Kısaca değinip bir mesaj türetmeye çalışayım. CINOS (Ciba/Novartis/Syngenta)‘un üç evresinin ikincisi içindeydik. Yerelde düşmanca tavırları olan rakiple global birleşme sonrası NOlaşalı iki yıl olmuştu. Yeni yapının kimyası oluşmamıştı. Bir potada kaynamamıştık. Salata kasesinde gibiydik. Ben bu durumu sadece ülkemde sanıyordum. Meğer bütün dünyada böyleymiş. Nitekim bir yıl sonra ikinci bir global birleşme ille Synleşmiştik. Neyse ben yine biraz geriye, 1998 yılına geleyim. Yılların yöneticisi dneyimli CEO ile yardımcısı genç otorite tam bir uyum içindeydi. Yanılmışız. Öyle göründüğü gibi değilmiş. Genç otorite özel ve sosyal bir hatası sonucu şirketten ayrılmak zorunda kaldı. Sersemlemiştik. Üstelik iki yıl sonraki krizin ayak sesleri de duyulur olmuştu. Bu koşullar altında Malatya kayısı pazarına yeni bir ilaç (CR) verme aşamasındaydık. Malatya uzaktı. Malatya sahipsiz gibiydi. Satışçılar şaşkındı. Üstelik bir yıl önce don olmuş, monilya denen hastalık epidemi yapmış, salgın olmuş ve bu nedenle bayi ve üretici ilaca, ilaççılara güvenlerini yitirmiş gibiydi. Yeni bir ilaca kapıları kapatmışlardı. İşte bu ekstrem koşulları biz yeni ilacımız CR için, kendimiz için, tarzımız için fırsat olarak gördük. Riskleri üstlendik. Becerilerimizi gösterdik. “Malatya’nın Maymunları” olduk. Monilya denen hastalık 1998 yılında da baskın oldu. Sıradan ilaçların etkisi yetmedi. Bizim ilacımız üstün performans gösterdi. Üç yıllık satış hedefimiz (0,75 > 3,5 t) iken gerçekleşme “6,5 > 11.0t” oldu. Eğer zorlu bir yıl olmasaydı; eğer hastalık baskısı çok olmasaydı, sıradan ilaçla üstün performanslı ilaç farkı ve bizim destek farkımız ortaya çıkmayacaktı. Zorlu koşullarda CR üstün performansını kanıtladı; biz de birey olarak, ekip olarak, kurum olarak farkımızı ortaya koyduk. İşte bu dünya böyle bir dünya: Denge (GAT). Sonuç ?

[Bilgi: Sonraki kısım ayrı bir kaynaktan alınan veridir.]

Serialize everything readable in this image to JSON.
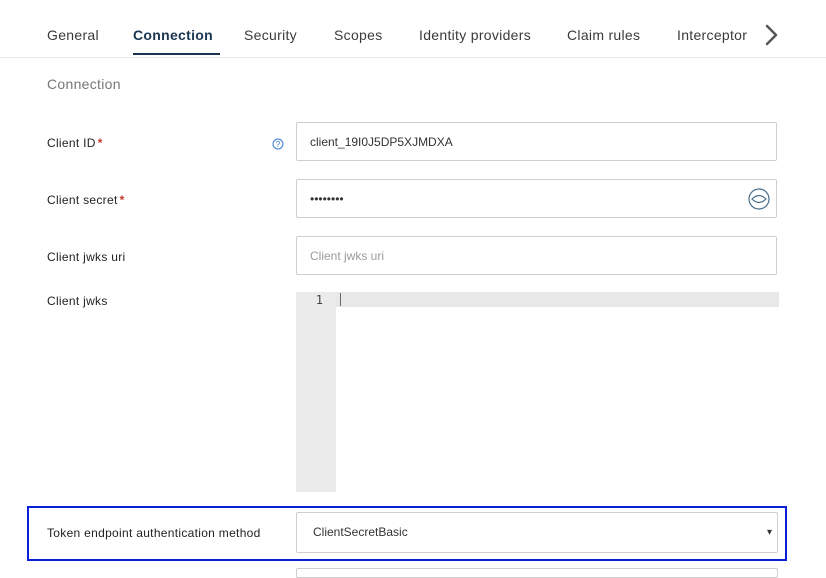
{
  "tabs": [
    {
      "label": "General"
    },
    {
      "label": "Connection"
    },
    {
      "label": "Security"
    },
    {
      "label": "Scopes"
    },
    {
      "label": "Identity providers"
    },
    {
      "label": "Claim rules"
    },
    {
      "label": "Interceptor"
    }
  ],
  "active_tab": "Connection",
  "section": {
    "title": "Connection"
  },
  "fields": {
    "client_id": {
      "label": "Client ID",
      "required_mark": "*",
      "value": "client_19I0J5DP5XJMDXA"
    },
    "client_secret": {
      "label": "Client secret",
      "required_mark": "*",
      "value": "••••••••"
    },
    "client_jwks_uri": {
      "label": "Client jwks uri",
      "placeholder": "Client jwks uri",
      "value": ""
    },
    "client_jwks": {
      "label": "Client jwks",
      "line_number": "1"
    },
    "token_auth_method": {
      "label": "Token endpoint authentication method",
      "value": "ClientSecretBasic",
      "arrow": "▾"
    }
  },
  "icons": {
    "help": "question-circle-icon",
    "eye": "eye-icon",
    "next": "chevron-right-icon"
  },
  "colors": {
    "active_tab": "#1a3550",
    "required": "#c0392b",
    "highlight_border": "#0b1fd6",
    "help_icon": "#3a7bd5"
  }
}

Sözün özü; 2019 yılı zorlu bir yıl olacak ve “zayıf >orta>yüksek” performanslar ortaya çıkacak. Siz “yüksek performanslı birey > yüksek performanslı ekip” olmak istiyorsanız kendinize “Ne, Nasıl ve Neden ?” olmak üzere üç grupta 10 soru sorun ve ” yetkinliklerinizi geliştirip potansiyelinizi kullanın”; “daha akıllı ve daha becerikli eylemleriniz” olsun ve yolunuz açık ve aydınlık olsun.